Michigan Supreme Court sends 2 lawsuits against attorney Morse back to trial courts
Lansing — The Michigan Supreme Court ruled Tuesday that two sexual assault claims by former employees against attorney Mike Morse can proceed to court, saying the circuit courts will determine whether the cases go to arbitration.
Morse's attorney had argued that alleged victims' employment contracts required that they appeal their cases directly to Morse.
Deborah Gordon, Morse'sattorney, said it still is to be determined if the cases will fall into a category of employment claims, which may be decided out of court in arbitration.
Attorney Geoffrey Fieger, who is representing two of the alleged victims with attorney Sima Patel, said the cases “cannot be forced into secret arbitration" and declared the ruling a "landmark decision."
Gordon said Fieger has mispresented the ruling.
“What the Supreme Court decided is that these cases should go back to the state trial courts,” said Gordon. One case is in Wayne County and another in Oakland County.
“In those respective jurisdictions, it may be ultimately decided that they are employment cases, which under agreements signed by the employees, should go into arbitration,” she said.
“There is nothing secret about arbitration and arbitration clauses in employee contracts, including law firms, is pretty routine,” Gordon said. “And we are confident when all is done, these claims will be determined to be without merit.”
Samantha Lichon, a former receptionist at Morse’s office from 2015-17, alleged in an Oakland Circuit Court complaint that Morse verbally abused her and groped her on several occasions.
In a Wayne Circuit Court complaint, Jordan Smits alleged Morse grabbed her breast at a December 2015 office Christmas party. Smits, a paralegal at the Morse firm, filed a complaint with the firm’s human resources department and resigned rather than accept a two-week severance package in exchange for signing a nondisclosure agreement. Both women had signed mandatory dispute resolution procedures at the firm, agreeing to arbitration in disputes.

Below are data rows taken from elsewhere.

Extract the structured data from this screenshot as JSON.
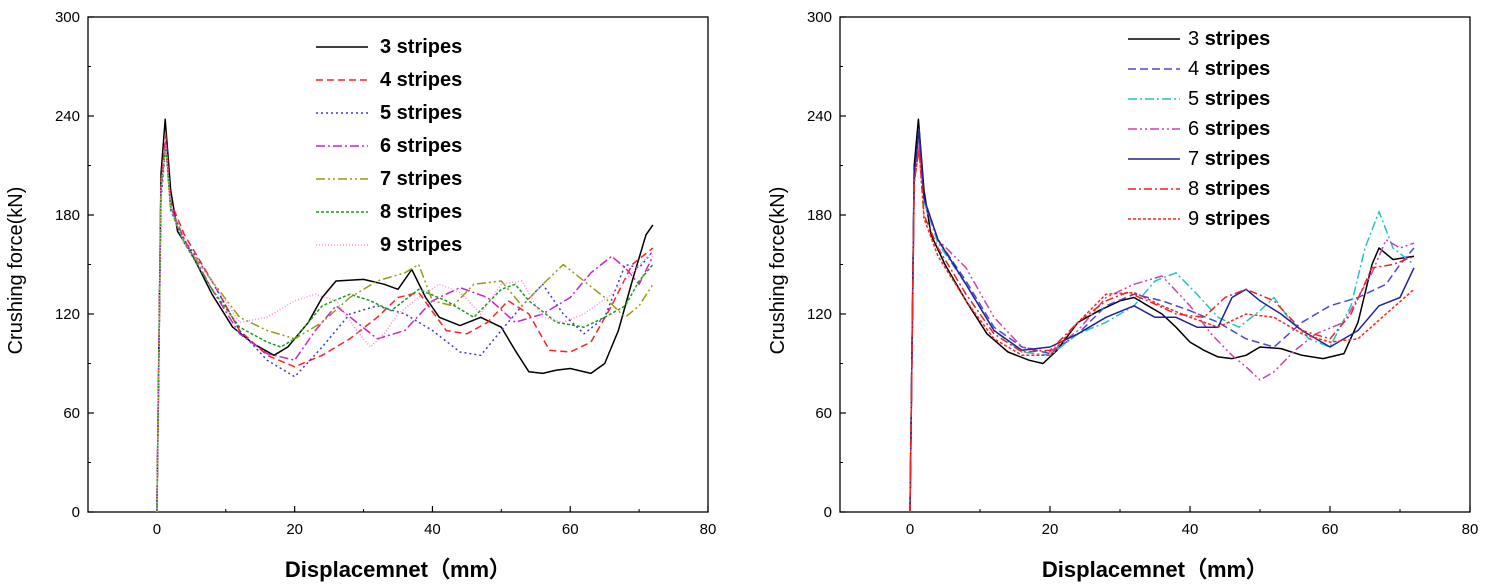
{
  "chart_data": [
    {
      "type": "line",
      "title": "",
      "xlabel": "Displacemnet（mm）",
      "ylabel": "Crushing force(kN)",
      "xlim": [
        -10,
        80
      ],
      "ylim": [
        0,
        300
      ],
      "xticks": [
        "0",
        "20",
        "40",
        "60",
        "80"
      ],
      "yticks": [
        "0",
        "60",
        "120",
        "180",
        "240",
        "300"
      ],
      "legend_position": "top-center",
      "legend_number_bold": true,
      "series": [
        {
          "name": "3 stripes",
          "color": "#000000",
          "dash": "",
          "x": [
            0,
            0.6,
            1.2,
            2,
            3,
            5,
            8,
            11,
            14,
            17,
            19,
            22,
            24,
            26,
            30,
            33,
            35,
            37,
            39,
            41,
            44,
            47,
            50,
            52,
            54,
            56,
            58,
            60,
            63,
            65,
            67,
            69,
            71,
            72
          ],
          "y": [
            0,
            205,
            238,
            195,
            170,
            157,
            132,
            112,
            102,
            95,
            100,
            115,
            130,
            140,
            141,
            138,
            135,
            147,
            130,
            118,
            113,
            118,
            112,
            98,
            85,
            84,
            86,
            87,
            84,
            90,
            110,
            140,
            168,
            174
          ]
        },
        {
          "name": "4 stripes",
          "color": "#ff2020",
          "dash": "7,4",
          "x": [
            0,
            0.6,
            1.3,
            2,
            4,
            8,
            12,
            16,
            20,
            24,
            28,
            32,
            35,
            38,
            42,
            45,
            48,
            51,
            54,
            57,
            60,
            63,
            66,
            69,
            72
          ],
          "y": [
            0,
            200,
            228,
            188,
            168,
            140,
            110,
            95,
            88,
            95,
            105,
            118,
            130,
            133,
            110,
            108,
            115,
            128,
            120,
            98,
            97,
            103,
            125,
            150,
            160
          ]
        },
        {
          "name": "5 stripes",
          "color": "#3a3ad0",
          "dash": "2,3",
          "x": [
            0,
            0.6,
            1.3,
            2,
            4,
            8,
            12,
            16,
            20,
            24,
            28,
            32,
            36,
            40,
            44,
            47,
            50,
            53,
            56,
            59,
            62,
            65,
            68,
            70,
            72
          ],
          "y": [
            0,
            190,
            222,
            185,
            165,
            140,
            110,
            92,
            82,
            100,
            120,
            125,
            120,
            110,
            97,
            95,
            110,
            125,
            138,
            120,
            108,
            118,
            150,
            148,
            158
          ]
        },
        {
          "name": "6 stripes",
          "color": "#cc22cc",
          "dash": "9,3,2,3",
          "x": [
            0,
            0.6,
            1.3,
            2,
            4,
            8,
            12,
            16,
            20,
            23,
            26,
            29,
            32,
            36,
            40,
            44,
            48,
            52,
            56,
            60,
            63,
            66,
            68,
            70,
            72
          ],
          "y": [
            0,
            195,
            225,
            185,
            165,
            135,
            108,
            96,
            92,
            110,
            125,
            115,
            105,
            110,
            128,
            136,
            130,
            115,
            120,
            130,
            145,
            155,
            148,
            138,
            155
          ]
        },
        {
          "name": "7 stripes",
          "color": "#9a9a10",
          "dash": "9,3,2,3,2,3",
          "x": [
            0,
            0.6,
            1.3,
            2,
            4,
            8,
            12,
            16,
            20,
            24,
            28,
            32,
            36,
            38,
            40,
            43,
            46,
            50,
            53,
            56,
            59,
            62,
            65,
            68,
            70,
            72
          ],
          "y": [
            0,
            195,
            222,
            183,
            163,
            140,
            118,
            110,
            105,
            115,
            130,
            140,
            145,
            150,
            128,
            125,
            138,
            140,
            125,
            138,
            150,
            140,
            130,
            118,
            125,
            138
          ]
        },
        {
          "name": "8 stripes",
          "color": "#1a9a1a",
          "dash": "3,2",
          "x": [
            0,
            0.6,
            1.3,
            2,
            4,
            8,
            12,
            16,
            18,
            20,
            24,
            28,
            31,
            34,
            38,
            42,
            46,
            50,
            52,
            54,
            58,
            62,
            65,
            68,
            70,
            72
          ],
          "y": [
            0,
            195,
            222,
            183,
            163,
            135,
            112,
            103,
            100,
            105,
            125,
            132,
            128,
            122,
            135,
            128,
            118,
            135,
            138,
            128,
            115,
            112,
            118,
            125,
            140,
            150
          ]
        },
        {
          "name": "9 stripes",
          "color": "#ff88dd",
          "dash": "1,2",
          "x": [
            0,
            0.6,
            1.3,
            2,
            4,
            8,
            12,
            16,
            20,
            23,
            26,
            29,
            31,
            33,
            35,
            38,
            41,
            44,
            47,
            50,
            53,
            56,
            59,
            62,
            66,
            69,
            72
          ],
          "y": [
            0,
            195,
            222,
            183,
            163,
            140,
            115,
            118,
            128,
            132,
            128,
            110,
            100,
            108,
            120,
            130,
            138,
            133,
            120,
            138,
            140,
            118,
            115,
            120,
            132,
            145,
            158
          ]
        }
      ]
    },
    {
      "type": "line",
      "title": "",
      "xlabel": "Displacemnet（mm）",
      "ylabel": "Crushing force(kN)",
      "xlim": [
        -10,
        80
      ],
      "ylim": [
        0,
        300
      ],
      "xticks": [
        "0",
        "20",
        "40",
        "60",
        "80"
      ],
      "yticks": [
        "0",
        "60",
        "120",
        "180",
        "240",
        "300"
      ],
      "legend_position": "top-center",
      "legend_number_bold": false,
      "series": [
        {
          "name": "3 stripes",
          "color": "#000000",
          "dash": "",
          "x": [
            0,
            0.6,
            1.2,
            2,
            3,
            5,
            8,
            11,
            14,
            17,
            19,
            21,
            24,
            27,
            30,
            32,
            34,
            36,
            38,
            40,
            42,
            44,
            46,
            48,
            50,
            53,
            56,
            59,
            62,
            64,
            66,
            67,
            69,
            72
          ],
          "y": [
            0,
            210,
            238,
            195,
            168,
            150,
            128,
            108,
            97,
            92,
            90,
            98,
            115,
            122,
            128,
            130,
            125,
            120,
            112,
            103,
            98,
            94,
            93,
            95,
            100,
            99,
            95,
            93,
            96,
            115,
            150,
            160,
            153,
            155
          ]
        },
        {
          "name": "4 stripes",
          "color": "#4a4ad0",
          "dash": "8,4",
          "x": [
            0,
            0.6,
            1.3,
            2,
            4,
            8,
            12,
            16,
            20,
            24,
            28,
            32,
            36,
            40,
            44,
            48,
            52,
            56,
            60,
            64,
            68,
            70,
            72
          ],
          "y": [
            0,
            205,
            230,
            190,
            165,
            140,
            112,
            100,
            96,
            108,
            125,
            132,
            128,
            122,
            115,
            105,
            100,
            115,
            125,
            130,
            138,
            150,
            160
          ]
        },
        {
          "name": "5 stripes",
          "color": "#22c4c4",
          "dash": "9,3,2,3",
          "x": [
            0,
            0.6,
            1.3,
            2,
            4,
            8,
            12,
            16,
            20,
            24,
            28,
            32,
            35,
            38,
            41,
            44,
            47,
            50,
            52,
            54,
            57,
            60,
            63,
            65,
            67,
            69,
            72
          ],
          "y": [
            0,
            205,
            228,
            188,
            163,
            138,
            110,
            97,
            95,
            108,
            115,
            125,
            140,
            145,
            132,
            118,
            112,
            122,
            130,
            118,
            105,
            100,
            125,
            160,
            182,
            160,
            150
          ]
        },
        {
          "name": "6 stripes",
          "color": "#cc44aa",
          "dash": "9,3,2,3,2,3",
          "x": [
            0,
            0.6,
            1.3,
            2,
            4,
            8,
            12,
            16,
            20,
            24,
            28,
            32,
            36,
            40,
            43,
            46,
            48,
            50,
            52,
            55,
            58,
            62,
            66,
            68,
            70,
            72
          ],
          "y": [
            0,
            200,
            225,
            190,
            165,
            148,
            118,
            100,
            97,
            110,
            130,
            138,
            143,
            125,
            108,
            95,
            88,
            80,
            85,
            98,
            108,
            115,
            145,
            165,
            160,
            163
          ]
        },
        {
          "name": "7 stripes",
          "color": "#22229a",
          "dash": "",
          "x": [
            0,
            0.6,
            1.3,
            2,
            4,
            8,
            12,
            16,
            20,
            24,
            28,
            32,
            35,
            38,
            41,
            44,
            46,
            48,
            50,
            53,
            56,
            60,
            64,
            67,
            70,
            72
          ],
          "y": [
            0,
            205,
            232,
            190,
            165,
            138,
            110,
            98,
            100,
            108,
            118,
            125,
            118,
            118,
            112,
            112,
            130,
            135,
            128,
            120,
            110,
            100,
            110,
            125,
            130,
            148
          ]
        },
        {
          "name": "8 stripes",
          "color": "#ee2222",
          "dash": "8,3,2,3",
          "x": [
            0,
            0.6,
            1.3,
            2,
            4,
            8,
            12,
            16,
            20,
            24,
            28,
            31,
            34,
            38,
            42,
            45,
            48,
            52,
            56,
            60,
            63,
            66,
            69,
            72
          ],
          "y": [
            0,
            200,
            220,
            180,
            160,
            132,
            108,
            97,
            98,
            115,
            128,
            133,
            128,
            120,
            118,
            130,
            135,
            128,
            110,
            105,
            120,
            148,
            150,
            155
          ]
        },
        {
          "name": "9 stripes",
          "color": "#ff2222",
          "dash": "3,2",
          "x": [
            0,
            0.6,
            1.3,
            2,
            4,
            8,
            12,
            16,
            20,
            24,
            28,
            32,
            36,
            40,
            44,
            48,
            52,
            56,
            60,
            64,
            68,
            72
          ],
          "y": [
            0,
            200,
            220,
            178,
            155,
            128,
            105,
            95,
            95,
            115,
            132,
            133,
            125,
            118,
            112,
            120,
            118,
            108,
            103,
            105,
            120,
            135
          ]
        }
      ]
    }
  ]
}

Morse has repeatedly denied any improper conduct, Gordon said.
Judges in Oakland and Wayne counties had ruled the claims against Morse should be handled privately through arbitration. In March, the Michigan Court of Appeals ruled that an arbitration clause for workers at Morse’s law firm doesn’t fit the cases involved.
In a news release Tuesday from Fieger’s office, Fieger and Patel said: “No victim of sexual assault should ever be forced to appeal to her abuser for justice, no matter what an employment contract states.”
Patel and Fieger argued at the state Supreme Court that sexual assaults are not related to employment and should not be controlled by an “arbitration agreement.”
“Secret arbitration serves only to shield abusers from consequences," Fieger said. "Secrecy protects perpetrators. The Michigan Supreme Court’s decision today will allow victims of sexual assault, in the employee context, to hold their assailants accountable and obtain justice. The court’s decision today also brings Michigan into line with a majority of states.”
The ruling states: “This threshold question of whether a dispute is subject to arbitration is for a court to determine … As we have said 'a party cannot be required to arbitrate an issue which it has not agreed to submit to arbitration.'”
Four justices jointly concluded: “We vacate the judgment of the Court of Appeals and remand these cases to their respective circuit courts where the courts may analyze defendants’ motions to compel arbitration by analyzing which of plaintiffs’ claims can be maintained without reference to the contract or relationship at issue.
"Plaintiffs may seek to amend their complaints in light of this new direction.“
Joining in the ruling were Justices Megan Cavanagh, Bridget McCormack, Richard Bernstein and Elizabeth Clement.
Justice Viviano wrote a dissenting opinion, which was joined by Justice Brian Zahra.
Justice Elizabeth Welch did not participate in Tuesday's ruling. Welch did not take office until this past January months after the court heard arguments in the matter.